DEBUSSY: Children’s Corner Suite; Suite Bergamasque; Estampes; Deux Arabesques; La Plus que Lente Valse; Ballade; Mazurka; Le Petit Negre – Pascal Roge, piano – Onyx

by | Apr 10, 2007 | Classical CD Reviews | 0 comments

DEBUSSY: Children’s Corner Suite; Suite Bergamasque; Estampes; Deux Arabesques; La Plus que Lente Valse; Ballade; Mazurka; Le Petit Negre – Pascal Roge, piano – Onyx 4018 76:29 (Distrib. Harmonia mundi) ****:

Volume II of the complete Debussy Piano Music finds Pascal Roge in fine fettle, his playing voluptuous and the keyboard sound richly sonorous. Recorded in Switzerland, 28-30 December 2005, these works enjoy high gloss and pearly resonance, especially as the 1903 Estampes might well represent the first, deliberately impressionistic work for the piano. My own daughter, in passing by my audiophile’s space during Pagodes, noted how “watery” the piano sounded. Brilliant effects in the Jardins sous la pluie, mixing ostinati with folk song. The Evening in Granada proves muscular and intimate, more than an exercise in C Sharp octaves borrowed from Ravel.

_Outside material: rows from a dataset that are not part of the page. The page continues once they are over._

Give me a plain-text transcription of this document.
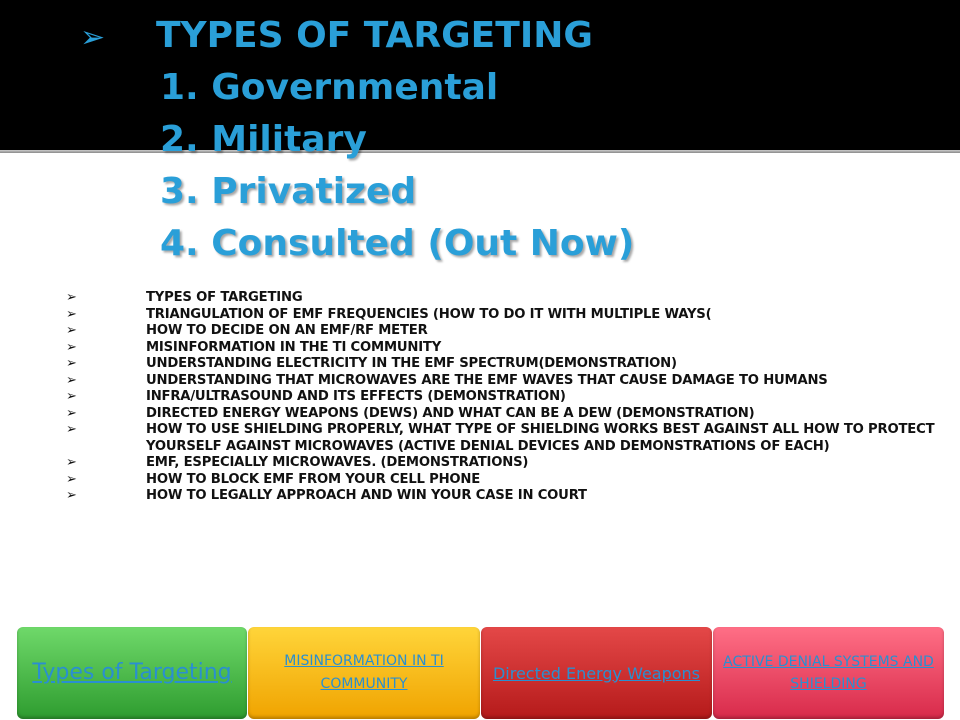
➢ TYPES OF TARGETING
1. Governmental
2. Military
3. Privatized
4. Consulted (Out Now)
➢	TYPES OF TARGETING
➢	TRIANGULATION OF EMF FREQUENCIES (HOW TO DO IT WITH MULTIPLE WAYS(
➢	HOW TO DECIDE ON AN EMF/RF METER
➢	MISINFORMATION IN THE TI COMMUNITY
➢	UNDERSTANDING ELECTRICITY IN THE EMF SPECTRUM(DEMONSTRATION)
➢	UNDERSTANDING THAT MICROWAVES ARE THE EMF WAVES THAT CAUSE DAMAGE TO HUMANS
➢	INFRA/ULTRASOUND AND ITS EFFECTS (DEMONSTRATION)
➢	DIRECTED ENERGY WEAPONS (DEWS) AND WHAT CAN BE A DEW (DEMONSTRATION)
➢	HOW TO USE SHIELDING PROPERLY, WHAT TYPE OF SHIELDING WORKS BEST AGAINST ALL HOW TO PROTECT YOURSELF AGAINST MICROWAVES (ACTIVE DENIAL DEVICES AND DEMONSTRATIONS OF EACH)
➢	EMF, ESPECIALLY MICROWAVES. (DEMONSTRATIONS)
➢	HOW TO BLOCK EMF FROM YOUR CELL PHONE
➢	HOW TO LEGALLY APPROACH AND WIN YOUR CASE IN COURT
Types of Targeting	MISINFORMATION IN TI COMMUNITY
Directed Energy Weapons
ACTIVE DENIAL SYSTEMS AND SHIELDING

A conscious desire to contribute a piano method, along with supplying an active musical dossier of his daughter Chou-Chou’s (Claude-Emma) keyboard progress led to the birth of Children’s Corner in 1908. Schumann’s Scenes of Childhood are quite close. Roge takes a soft, plastic line for these pieces, and even the staccato, pompous Golliwog’s Cakewalk hardly rails at Wagner. The E Major Arabesque is a thing of beauty; ever since I heard its orchestral guise in the film Portrait of Jennie and Oscar Levant’s early CBS inscription, I have found it beguiling. Roge plays it lovingly, then swings with panache into the second of the 1888 studies in salon invention. The Suite Bergamasque continues to weave a simultaneously archaic and erotic spell, and it would hard to name a poor recorded performance. Roge plays the four movements for their brittle, sentimental irony, the reverence and distance Debussy had for the rococo. A stately Prelude, a delicately poised Minuet, the suave stasis of Clair de Lune, and the toccata-like Passepied pass in shimmering review for our delectation.

The little diptych 1888-1890 pieces, the Ballade and Mazurka, first encountered by me with Walter Gieseking, return to the salon. They remind us that Debussy had Mme. Von Meck for a patroness, and that Tchaikovsky, Grieg. Chopin, and the French music hall contributed their parts to the dazzling amalgam we call the Debussy style. Le Petit Negre and Le plus que lente (1909) point to the sophisticated boulevardier in Debussy that would appeal directly to that man-about-town in French music, Poulenc.